MIDF Sector Research

AirAsia X Berhad - Slapped With a Writ of Summons by MAHB

sectoranalyst
Publish date: Wed, 12 Dec 2018, 09:23 AM

INVESTMENT HIGHLIGHTS

  • Requested to pay uncollected international PSC worth RM26.7m
  • AAX opines that charges levied should commensurate with level of services provided by the airport
  • Net gearing ratio to remain manageable even if AAX has to pay MAHB
  • Possible equal downward revision of PSCs for klia2 and KLIA Main Terminal
  • Maintain NEUTRAL with unchanged TP of RM0.22 per share

Requested to cough up uncollected PSC. AAX was served with a Writ of Summons by Malaysia Airports Holdings Berhad (MAHB) worth RM26.7m for uncollected international passenger service charges (PSC) since 1 July 2018. This relates to the RM23 difference charge per passenger for international passengers since AAX has only been collecting RM50 per passenger instead of RM73.

AAX’s stance on this matter.
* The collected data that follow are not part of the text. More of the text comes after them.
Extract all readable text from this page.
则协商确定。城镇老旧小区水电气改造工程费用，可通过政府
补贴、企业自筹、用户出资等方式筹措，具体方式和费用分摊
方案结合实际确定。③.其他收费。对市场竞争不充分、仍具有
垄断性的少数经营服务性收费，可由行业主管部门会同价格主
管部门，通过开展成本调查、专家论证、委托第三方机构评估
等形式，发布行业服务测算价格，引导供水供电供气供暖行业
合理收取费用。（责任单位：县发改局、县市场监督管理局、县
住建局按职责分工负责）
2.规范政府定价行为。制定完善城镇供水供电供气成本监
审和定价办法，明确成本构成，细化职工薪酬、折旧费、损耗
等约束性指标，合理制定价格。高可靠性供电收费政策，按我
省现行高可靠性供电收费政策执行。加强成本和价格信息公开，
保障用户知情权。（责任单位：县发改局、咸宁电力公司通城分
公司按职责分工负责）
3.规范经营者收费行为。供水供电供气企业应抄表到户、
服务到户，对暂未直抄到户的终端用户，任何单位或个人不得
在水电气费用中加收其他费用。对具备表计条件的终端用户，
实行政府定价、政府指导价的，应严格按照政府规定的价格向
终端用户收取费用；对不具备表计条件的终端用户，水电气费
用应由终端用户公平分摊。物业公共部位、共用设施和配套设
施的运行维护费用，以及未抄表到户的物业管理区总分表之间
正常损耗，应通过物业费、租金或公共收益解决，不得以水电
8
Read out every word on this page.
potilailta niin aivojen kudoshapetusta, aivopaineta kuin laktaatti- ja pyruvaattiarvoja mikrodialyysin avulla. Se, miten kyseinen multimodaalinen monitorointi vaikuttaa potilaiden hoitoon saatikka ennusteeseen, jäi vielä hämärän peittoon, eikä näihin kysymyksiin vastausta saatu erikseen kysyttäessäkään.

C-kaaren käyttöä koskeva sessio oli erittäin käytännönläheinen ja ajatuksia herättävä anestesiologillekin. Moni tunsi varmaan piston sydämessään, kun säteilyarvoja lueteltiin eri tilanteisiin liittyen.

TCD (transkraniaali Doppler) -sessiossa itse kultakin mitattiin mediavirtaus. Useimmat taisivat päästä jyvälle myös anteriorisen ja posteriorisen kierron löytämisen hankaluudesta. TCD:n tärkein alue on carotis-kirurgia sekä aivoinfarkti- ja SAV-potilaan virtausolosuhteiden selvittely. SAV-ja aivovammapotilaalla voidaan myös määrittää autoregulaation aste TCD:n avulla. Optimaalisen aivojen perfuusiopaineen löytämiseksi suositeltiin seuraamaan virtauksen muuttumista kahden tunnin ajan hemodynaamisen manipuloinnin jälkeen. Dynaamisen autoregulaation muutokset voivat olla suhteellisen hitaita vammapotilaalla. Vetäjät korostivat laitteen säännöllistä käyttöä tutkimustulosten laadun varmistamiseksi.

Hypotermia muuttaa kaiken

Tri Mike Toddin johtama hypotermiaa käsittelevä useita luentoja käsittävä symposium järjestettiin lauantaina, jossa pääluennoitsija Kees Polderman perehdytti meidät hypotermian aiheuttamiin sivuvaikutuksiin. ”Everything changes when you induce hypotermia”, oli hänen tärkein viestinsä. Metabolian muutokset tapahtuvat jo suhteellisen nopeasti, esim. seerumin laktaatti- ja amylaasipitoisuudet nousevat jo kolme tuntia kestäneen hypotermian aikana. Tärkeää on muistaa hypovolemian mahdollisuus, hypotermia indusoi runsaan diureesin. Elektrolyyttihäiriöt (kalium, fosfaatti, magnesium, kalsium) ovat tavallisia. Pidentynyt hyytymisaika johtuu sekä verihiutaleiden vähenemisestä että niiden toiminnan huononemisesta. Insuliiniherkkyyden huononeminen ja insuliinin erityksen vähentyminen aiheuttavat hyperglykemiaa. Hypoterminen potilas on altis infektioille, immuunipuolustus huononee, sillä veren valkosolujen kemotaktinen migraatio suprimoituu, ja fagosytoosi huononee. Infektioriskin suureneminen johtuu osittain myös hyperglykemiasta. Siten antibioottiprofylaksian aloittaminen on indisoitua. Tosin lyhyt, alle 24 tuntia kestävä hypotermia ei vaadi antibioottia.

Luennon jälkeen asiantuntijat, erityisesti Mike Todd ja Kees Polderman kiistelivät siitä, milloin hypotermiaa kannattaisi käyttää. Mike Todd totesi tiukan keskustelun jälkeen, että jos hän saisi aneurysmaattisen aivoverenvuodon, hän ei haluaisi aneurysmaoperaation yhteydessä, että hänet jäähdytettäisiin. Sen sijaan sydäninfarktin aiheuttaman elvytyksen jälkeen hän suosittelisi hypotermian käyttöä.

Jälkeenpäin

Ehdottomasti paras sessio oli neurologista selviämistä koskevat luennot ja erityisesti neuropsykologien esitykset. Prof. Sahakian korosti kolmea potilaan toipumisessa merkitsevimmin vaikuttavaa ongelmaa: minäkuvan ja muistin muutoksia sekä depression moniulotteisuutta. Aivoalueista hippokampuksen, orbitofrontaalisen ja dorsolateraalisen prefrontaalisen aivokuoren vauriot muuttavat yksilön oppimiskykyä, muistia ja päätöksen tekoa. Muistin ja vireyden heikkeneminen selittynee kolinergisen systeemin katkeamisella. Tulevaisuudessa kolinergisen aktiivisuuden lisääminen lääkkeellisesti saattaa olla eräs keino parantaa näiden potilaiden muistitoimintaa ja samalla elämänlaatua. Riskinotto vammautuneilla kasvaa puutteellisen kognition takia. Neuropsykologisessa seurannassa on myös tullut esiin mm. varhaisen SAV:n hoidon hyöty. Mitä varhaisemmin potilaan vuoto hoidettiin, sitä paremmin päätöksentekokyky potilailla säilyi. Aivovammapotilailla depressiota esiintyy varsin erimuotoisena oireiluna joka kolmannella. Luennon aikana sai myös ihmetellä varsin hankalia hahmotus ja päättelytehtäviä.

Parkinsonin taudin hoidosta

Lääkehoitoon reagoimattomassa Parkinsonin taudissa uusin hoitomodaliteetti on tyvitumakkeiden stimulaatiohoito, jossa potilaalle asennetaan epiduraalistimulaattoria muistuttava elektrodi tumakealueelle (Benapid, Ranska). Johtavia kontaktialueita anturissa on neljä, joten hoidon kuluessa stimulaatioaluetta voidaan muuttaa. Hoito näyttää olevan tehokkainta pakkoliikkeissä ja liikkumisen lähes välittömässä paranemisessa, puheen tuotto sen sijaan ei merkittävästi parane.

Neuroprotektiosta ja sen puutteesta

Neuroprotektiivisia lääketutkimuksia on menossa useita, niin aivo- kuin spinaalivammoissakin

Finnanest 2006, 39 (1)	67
MAHB stated that same rates should apply to both klia2 and KLIA Main Terminal. Meanwhile, AAX reiterated its stance that klia2 is a low-cost airport and the charges levied should commensurate with the level of services provided. Moreover, AAX intends to pursue cross claims against MAHB in relation to the infrastructure of airports which include major apron defect, random closure of runways, damages to aircrafts and rupture of fuel pipelines which they believe exceeds the claims MAHB is seeking.

Financial impact. In the event that AAX would have to reimburse the RM26.7m worth of uncollected PSC to MAHB, the impact would not be material to AAX’s day-to-day operations as the company has generated a net operating cash flow of RM47.3m on average for the past three quarters. Moreover, AAX has a net gearing which is still manageable, remaining below 0.7x after considering such payments to MAHB.

Maintain NEUTRAL with unchanged TP of RM0.22 per share. Future adherence to the full PSC could push average fares upwards to sustain margins but we believe this will be partly mitigated by AAX’s prudence in shifting some of the future capacity into other core markets namely, Japan, South Korea and India to factor in the slower growth from the China segment. A rerating catalyst for AAX would be the possible equal downward revision of PSCs for klia2 and KLIA Main Terminal without any plans to reverse out any previous charges according to MAVCOM. All things considered, we maintain our NEUTRAL call with an adjusted TP of RM0.22 per share pegging its EPS to PE of 8.5x.